Wednesday, September 24, 2008

Haute African Cuisine in New York

Merkato 55, which features such African haute cuisine as the shrimp piri piri at left, has become a hot ticket in the what's next culinary mecca of Manhattan's Meatpacking District. Though New York Magazine notes sixty New York African restaurants, they're all pretty much local, ethnic, or have menus limited to a single country or region of the African continent. The majority feature Senegalese or Moroccan cuisine. Washington D.C. is home to numerous African restaurants on a similar scale. Most specialize in Ethiopian/Eritrean or West African cuisine. In New York as well as D.C., foodies have been flocking to these places for decades. Could the time be right for the evolution of America's acceptance of African delicacies to reach a new level? My hunch is that this will happen sooner rather than later and ultimately make its way to Baltimore.

I'm not able to imagine anyone more apropos for having a hand in launching such a trend than Marcus Samuelson, the chef behind Merkato 55. He's the Ethiopian born, Swedish raised owner/executive chef of Aquavit, Manhattan's high end mecca for Scandinavian cuisine. In recent years Samuelson traveled several times to Africa to explore his culinary roots as well as to research and later author Soul of a New Cuisine: A Discovery of the Foods and Flavors of Africa, John Wiley & Sons, 2006. What better encore for such an effort than Mercato 55?
It's located in the thick of Meatpacking District action at 55 Gansevoort Street. My son Alex and I had no problem getting reservations on two hours notice this past Monday night, perhaps because a lot of people didn't feel like spending and eating when earlier in the day our nation's financial system had edged ever closer to collapse. For that matter, it wouldn't have surprised me had we tried and been able to score a table at Babbo.
Pursuant to expectations, the decor at Mercato 55 proved intriguing to say the least. I was particularly impressed by the small bar that appeared perfect for accommodating solo diners like myself when unsuccessful at enlisting similarly adventurous dining companions while traveling.
A Karakaraba, mixed with Cazadores tequila, St. Germain liqueur, pineapple, Canton ginger, and lime was just the cocktail over which to unwind. It was followed by the piri piri shrimp appetizer pictured at the beginning of this post. Though consisting of but two shrimp, the combination of ingredients and flavors far surpassed any other piri piri dish I'd previously experienced anywhere. Alex opted for the tuna kitfo (tartar), pictured at right. The tuna was put together with chocolate, lemon, and who knows what else, then perched upon an avocado puree. I was amazed: the most delectable piri piri and the most pleasing raw tuna of my life within a half hour.

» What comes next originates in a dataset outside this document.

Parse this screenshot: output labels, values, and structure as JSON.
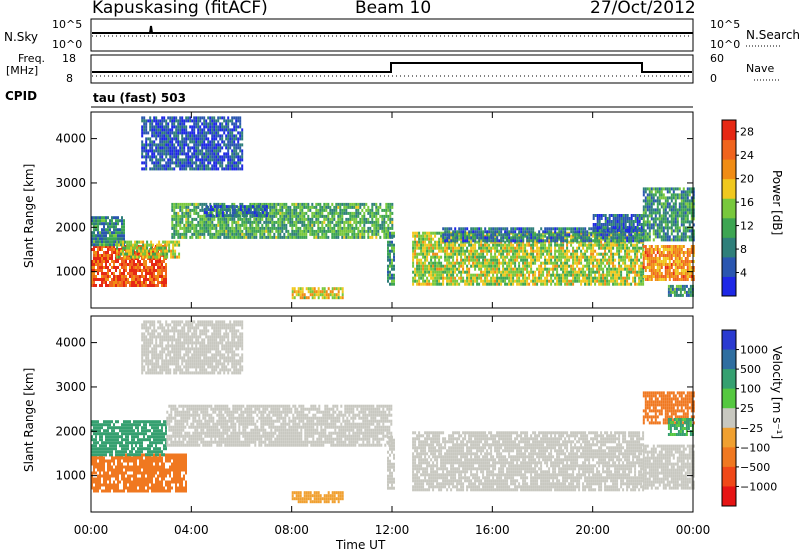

Berbere rack of lamb is a favorite recipe to prepare at home and was my choice as an entree. It's pictured at left and the only item with which Alex and I were less than happy. The idea was for us to share our respective entrees. We would have liked to have been able to enjoy at least two chops apiece, preferably three or four. To me "rack of lamb," when priced at $34, means more than three one-inch thick rib chops. Even worse, the level of Berbere flavoring seemed less than sufficient. Alex's entree was the shrimp and triggerfish preparation pictured at right. Like so much (except for the rack of lamb) that we enjoyed at Merkato 55, the magic was in the seasoning.
While Africa is a big continent with plenty of flavor profiles, I recognized most that were associated with our meal. They recalled relishes, sauces, rubs and other specialty food items I've sampled over many years at NASFT International Fancy Food Shows. If only more such products were available in Baltimore, or better yet a restaurant that could introduce us to a few of these wonderful tastes.